It’s not outside the realm of possibility that were I to take on LeBron James in a game of one-on-one basketball, he would kick my hind parts. Strap 15-pound weights on LeBron’s ankles, and he would still thrash me. So the extra 30 pounds LeBron would be lugging around wouldn’t have diminished his performance, right?
Of course that’s nonsense. Yet minimum-wage supporters make just that kind of argument: Strapping increased costs on the ankles of the economy by increasing the minimum wage, they say, won’t negatively affect economic performance. Equally nonsensical.
The notion that Minnesota should raise its minimum wage reflects moral values, not economic principles. Minimum-wage supporters may aspire to provide a livable wage and basic standard of living to low-income households, but a moral rationale justifying an economic policy, however well-intended, is pragmatically a faulty means to the end of bettering people’s lives.

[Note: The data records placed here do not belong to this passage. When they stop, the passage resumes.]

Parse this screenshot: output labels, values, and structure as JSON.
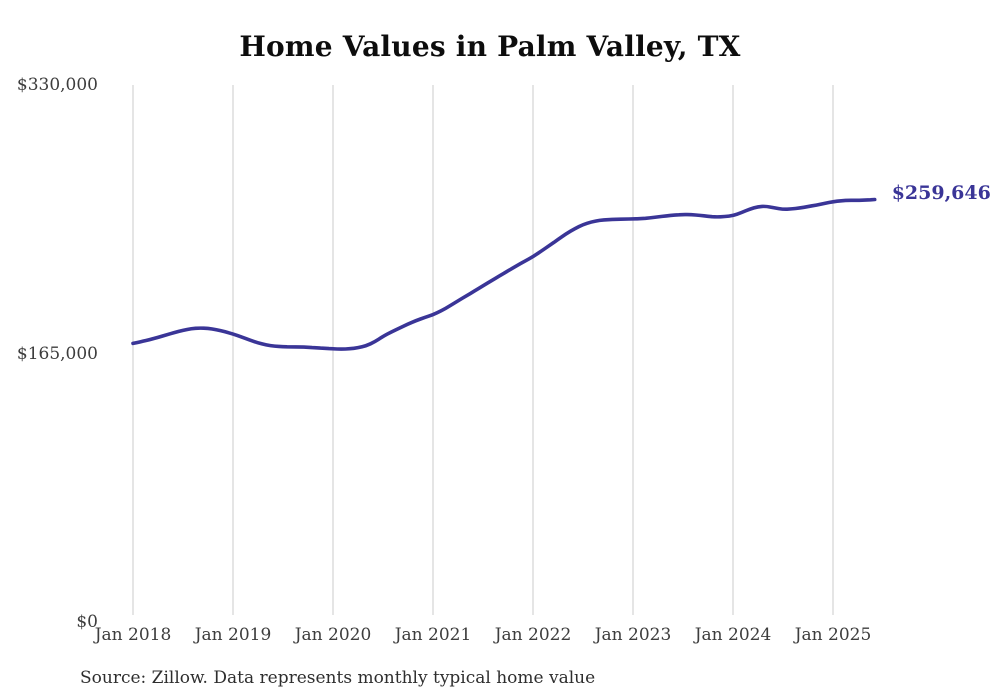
{
  "title": "Home Values in Palm Valley, TX",
  "source_note": "Source: Zillow. Data represents monthly typical home value",
  "end_label": "$259,646",
  "colors": {
    "line": "#3a3597",
    "grid": "#cbcbcb",
    "axis_text": "#3d3d3d",
    "title_text": "#0d0d0d",
    "end_label_text": "#3a3597"
  },
  "chart_data": {
    "type": "line",
    "title": "Home Values in Palm Valley, TX",
    "xlabel": "",
    "ylabel": "",
    "ylim": [
      0,
      330000
    ],
    "grid": "vertical-only",
    "legend": "none",
    "x_start_month": "Jan 2018",
    "x_end_month": "Jun 2025",
    "x_tick_labels": [
      "Jan 2018",
      "Jan 2019",
      "Jan 2020",
      "Jan 2021",
      "Jan 2022",
      "Jan 2023",
      "Jan 2024",
      "Jan 2025"
    ],
    "y_ticks": [
      {
        "label": "$0",
        "value": 0
      },
      {
        "label": "$165,000",
        "value": 165000
      },
      {
        "label": "$330,000",
        "value": 330000
      }
    ],
    "end_value": 259646,
    "series": [
      {
        "name": "Monthly typical home value",
        "values": [
          171200,
          172300,
          173500,
          174900,
          176400,
          177900,
          179200,
          180300,
          180700,
          180400,
          179600,
          178500,
          177000,
          175200,
          173300,
          171500,
          170200,
          169500,
          169200,
          169100,
          169000,
          168800,
          168500,
          168200,
          167900,
          167700,
          167900,
          168500,
          169800,
          172200,
          175500,
          178200,
          180700,
          183100,
          185300,
          187100,
          188800,
          191300,
          194200,
          197300,
          200400,
          203500,
          206600,
          209700,
          212800,
          215800,
          218800,
          221700,
          224500,
          227900,
          231500,
          235100,
          238600,
          241700,
          244200,
          245900,
          246900,
          247300,
          247500,
          247600,
          247700,
          247900,
          248300,
          248900,
          249600,
          250100,
          250400,
          250300,
          249900,
          249300,
          248900,
          249100,
          249700,
          251500,
          253700,
          255300,
          255500,
          254500,
          253600,
          253800,
          254400,
          255300,
          256200,
          257300,
          258300,
          258900,
          259200,
          259100,
          259300,
          259646
        ]
      }
    ]
  }
}
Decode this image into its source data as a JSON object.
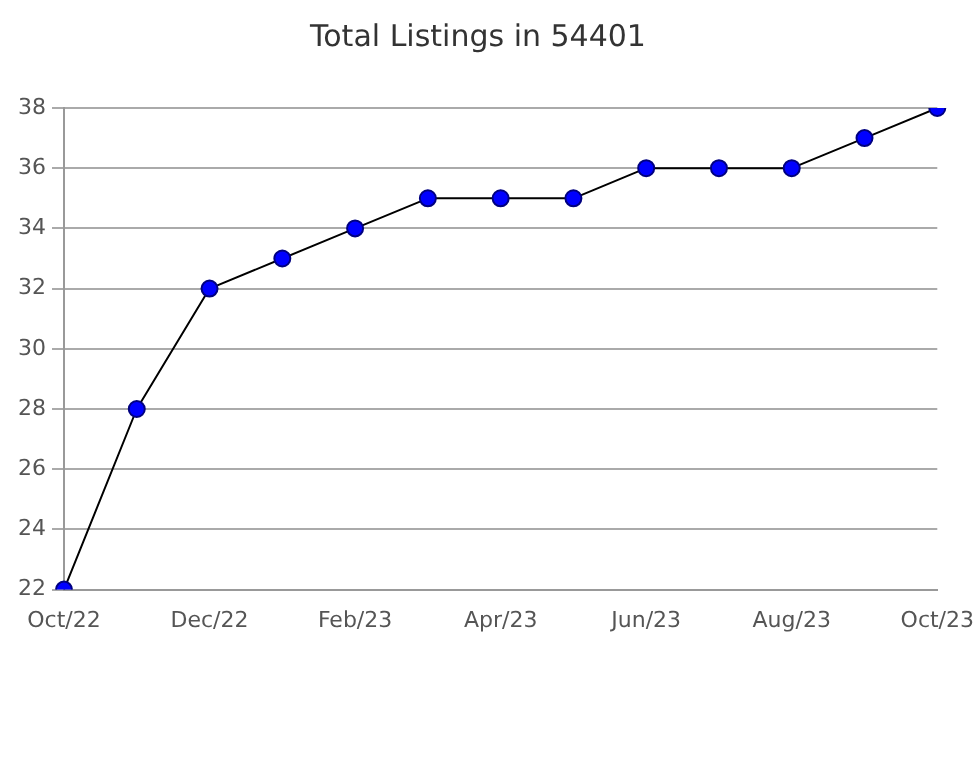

Ironically, determining wages according to a personal concept of “justice” rather than through market forces always negatively affects job creation, puts upward pressure on prices and downward pressure on wages, and contributes to the maldistribution of resources. It always hurts most the people it intends to help.
Using statistics and studies the way a drunk uses a streetlight — for support, not illumination — minimum-wage supporters look at only the easily measured and visible effects of minimum-wage policy (like the outcome “LeBron wins”) and remain willfully blind to unseen but inevitable negative consequences of an arbitrary floor on wages (like the deterioration of LeBron’s overall play).
Consider studies “proving” that when the minimum wage is raised, employers do not raise consumer prices. Because other economic forces are always in play, indeed, little quantitative effect may be seen in an industry affected by the minimum wage. What remain unseen, however, are the qualitative effects of the arbitrary wage increase on the industry and quantitative effects on the economy as a whole.
Raising prices is not as simple as changing an item’s price tag. Prices are always determined by what the market will pay and not by what the vendor needs or wants to charge. Not all cost increases can be passed on to consumers in higher prices.
If raising the price of a product or service in response to an increase in minimum wage drives the price higher than some people are willing to pay, they will buy less of the product or stop buying the product altogether and switch to substitutes.
Consequently, while some workers benefit from an increase in minimum wage, others in supplier industries suffer through job loss or lower wages resulting from the reduced demand for their products and labor. Eventually, even the boost in income for the few is offset by higher prices and lower future wages brought on by reduced economic growth — a net loss for them and the whole community.
When prices are not raised, marginal producers in the industry affected by a higher minimum wage may be forced out of business. Marginal employees — teenagers and entry-level candidates — are replaced by more-seasoned employees who are enticed to take jobs for which they are overqualified because the jobs are now overcompensated. Employers get more picky about whom they hire.
In short, raising the minimum wage always negatively affects employment opportunity and reduces production. How extended and how visible the negative effects of a minimum-wage increase are depends on how deep you look.
In a free-exchange economy, everybody’s money income is someone else’s cost. One cannot push in one side of the economic balloon without causing it to bulge out someplace else.
$7.25 an hour is a price for labor as surely as $7.50 a ticket is a price for going to the movies. Who would argue that the path to prosperity lies in arbitrarily raising the price of a movie ticket by a dollar or two? Who would argue that higher-priced entertainment or higher-priced goods and services generally are good for low-income households?
No one. Not ever.
And yet minimum-wage supporters argue vehemently that arbitrarily raising the price of labor is the way to build a sound economy — even if the result is higher prices generally. They would never agree that higher prices are good, however, without the moral predicate that the increase goes to the employee and not the employer. The “goodness” or “badness” of a price increase is determined solely by who receives the benefit.
For example, speaking of the possibility of a minimum-wage increase in Minnesota, state Sen. Chris Eaton, DFL-Brooklyn Center, told the Austin Herald: “It addresses a basic value we hold in Minnesota. That honest, hardworking people deserve a fair and living wage.”
So saying, Eaton confuses personal moral values with universal economic principles. Her value-based rationale for increasing the minimum wage, however laudable, has no causal connection to achievable results.
(And progressives claim that conservatives reject objective science!)
Values are subjective and variable — mine differ from yours; mine today differ from mine 25 years ago. Principles are objective and constant — A + B = C today, just as it did yesterday, and just as it will tomorrow. If we do A and B, C will happen; whether we value C or whether C is desirable is irrelevant.
Yes, it is that simple — as simple and elegant as a LeBron James slam dunk.
Craig Westover is a writer and Republican activist.